Press release by ACCA and IMA – Cybersecurity is growing too dangerous and powerful to ignore and a head-in-the-sand attitude to this once nascent, now pervasive threat is no longer an option, according to a new study by IMA (Institute of Management Accountants) and ACCA (Association of Chartered Certified Accountants).
The joint study, "Cybersecurity – Fighting Crime’s Enfant Terrible," is an assessment of the cyber-threat landscape across the globe, tracks current and future cybersecurity trends and highlights particular areas that are likely to have a direct impact on the future of the accountancy profession.
"Exploitation of the myriad weaknesses within Cybersecurity is now being perpetrated by a rogues gallery of hostile nation states, digitally enabled terrorists, conniving competitors, organized crime syndicates, hacktivists and even the odd disgruntled employee," said Faye Chua, ACCA’s head of business insights.
"From health records to credit cards, individual pieces of confidential data are fetching up to $45 per unit on the black market. With databases holding millions of records now commonplace the consequences of a breach have become too serious to ignore."
Raef Lawson, Vice President of Research and Policy at IMA added:
"When establishing a plan it is important to be realistic about the resources at your disposal so you can deploy them appropriately. To be effective, implement a ‘layered’ approach to cyber security that establishes priorities for your most valuable digital resources."

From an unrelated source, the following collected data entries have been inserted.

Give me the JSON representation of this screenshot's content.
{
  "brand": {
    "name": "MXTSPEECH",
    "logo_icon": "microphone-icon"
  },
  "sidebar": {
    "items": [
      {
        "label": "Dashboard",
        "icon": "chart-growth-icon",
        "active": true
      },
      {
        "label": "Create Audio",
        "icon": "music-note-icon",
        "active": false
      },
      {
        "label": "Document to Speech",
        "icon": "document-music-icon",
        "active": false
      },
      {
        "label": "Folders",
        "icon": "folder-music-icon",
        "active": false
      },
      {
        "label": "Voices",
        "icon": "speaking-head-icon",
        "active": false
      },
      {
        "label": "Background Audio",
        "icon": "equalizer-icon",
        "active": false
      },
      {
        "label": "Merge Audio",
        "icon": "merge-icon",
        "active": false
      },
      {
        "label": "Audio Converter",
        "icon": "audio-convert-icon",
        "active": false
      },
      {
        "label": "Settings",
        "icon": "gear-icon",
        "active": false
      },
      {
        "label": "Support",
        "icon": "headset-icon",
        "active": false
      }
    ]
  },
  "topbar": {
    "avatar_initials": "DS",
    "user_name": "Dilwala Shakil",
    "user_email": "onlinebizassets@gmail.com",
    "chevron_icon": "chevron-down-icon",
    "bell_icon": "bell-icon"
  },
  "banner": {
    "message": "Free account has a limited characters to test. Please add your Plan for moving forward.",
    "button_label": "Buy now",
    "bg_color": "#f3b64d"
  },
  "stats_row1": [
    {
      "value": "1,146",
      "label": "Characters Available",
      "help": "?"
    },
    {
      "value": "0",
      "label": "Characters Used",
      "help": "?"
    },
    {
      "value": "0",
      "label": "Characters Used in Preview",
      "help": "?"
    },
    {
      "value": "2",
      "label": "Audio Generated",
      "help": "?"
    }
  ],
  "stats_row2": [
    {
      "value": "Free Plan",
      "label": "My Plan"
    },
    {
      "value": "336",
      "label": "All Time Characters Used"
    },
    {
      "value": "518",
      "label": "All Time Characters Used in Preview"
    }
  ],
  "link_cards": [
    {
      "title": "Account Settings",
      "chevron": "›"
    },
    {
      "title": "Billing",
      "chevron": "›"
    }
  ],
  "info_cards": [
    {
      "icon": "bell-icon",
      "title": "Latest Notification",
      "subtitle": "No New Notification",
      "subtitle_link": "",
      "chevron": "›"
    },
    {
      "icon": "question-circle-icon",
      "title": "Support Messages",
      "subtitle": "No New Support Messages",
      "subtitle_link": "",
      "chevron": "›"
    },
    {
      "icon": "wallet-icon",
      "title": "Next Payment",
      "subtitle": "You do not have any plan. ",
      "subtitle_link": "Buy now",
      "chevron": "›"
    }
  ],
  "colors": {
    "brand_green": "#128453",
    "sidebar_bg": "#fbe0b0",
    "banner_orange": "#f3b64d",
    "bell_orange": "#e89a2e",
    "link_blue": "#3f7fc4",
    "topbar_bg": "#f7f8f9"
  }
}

Amid escalating cybercrime episodes across the globe, the criminal enterprise is presenting a number of threats for the finance profession – and the theft of financial assets through cyber-intrusions is the second largest source of direct loss from cybercrime, according to one study noted in the report.
Accountants and finance professionals can, and should, play a leading role in defining key areas of a strategic approach to mitigating cybercrime risks. These include:
– Creating reasonable estimates of financial impact that different types of cybersecurity breaches will cause, so that a business can be realistic about its ability to respond to an attack and/or recover from it;– Defining risk management strategy;– Helping businesses to establish priorities for their most valuable digital resources, in order to implement a "layered" approach to cybersecurity; and, – Closely following the work of government and various regulators, in order to have clear, up-to-date information on adequate legislation and on requirements for adequate disclosure and prompt investigation of cybersecurity breaches.
"Predicting the potential implications of a breach is crucial to enabling a swift recovery should the unthinkable occur. Putting a ‘plan for failure’ in place might feel like an admission of weakness, but it is the best way to accelerate the process of repair after an incident," Faye Chua said.
"Professional accountants possess both industry knowledge and a strategic understanding of the overarching strategy of the organisation. In addition, they boast a well-deserved reputation for being fiercely analytical of potential risks to the safety of their clients and employers."
Ultimately, said Raef Lawson, it is up to finance professionals to keep a watchful eye when it comes to cybercrime. "Above all, professional accountants tend to be cautious in dealing with innovations that have a potential to put safety at risk. These traits make them perfectly placed to hold vigil over potential threats to the cybersecurity of the organisation," he said.
The study found that accountants and other finance professionals clearly understand the importance of the issue. 85% of respondents said that management at their respective companies was concerned about cybercrime risks.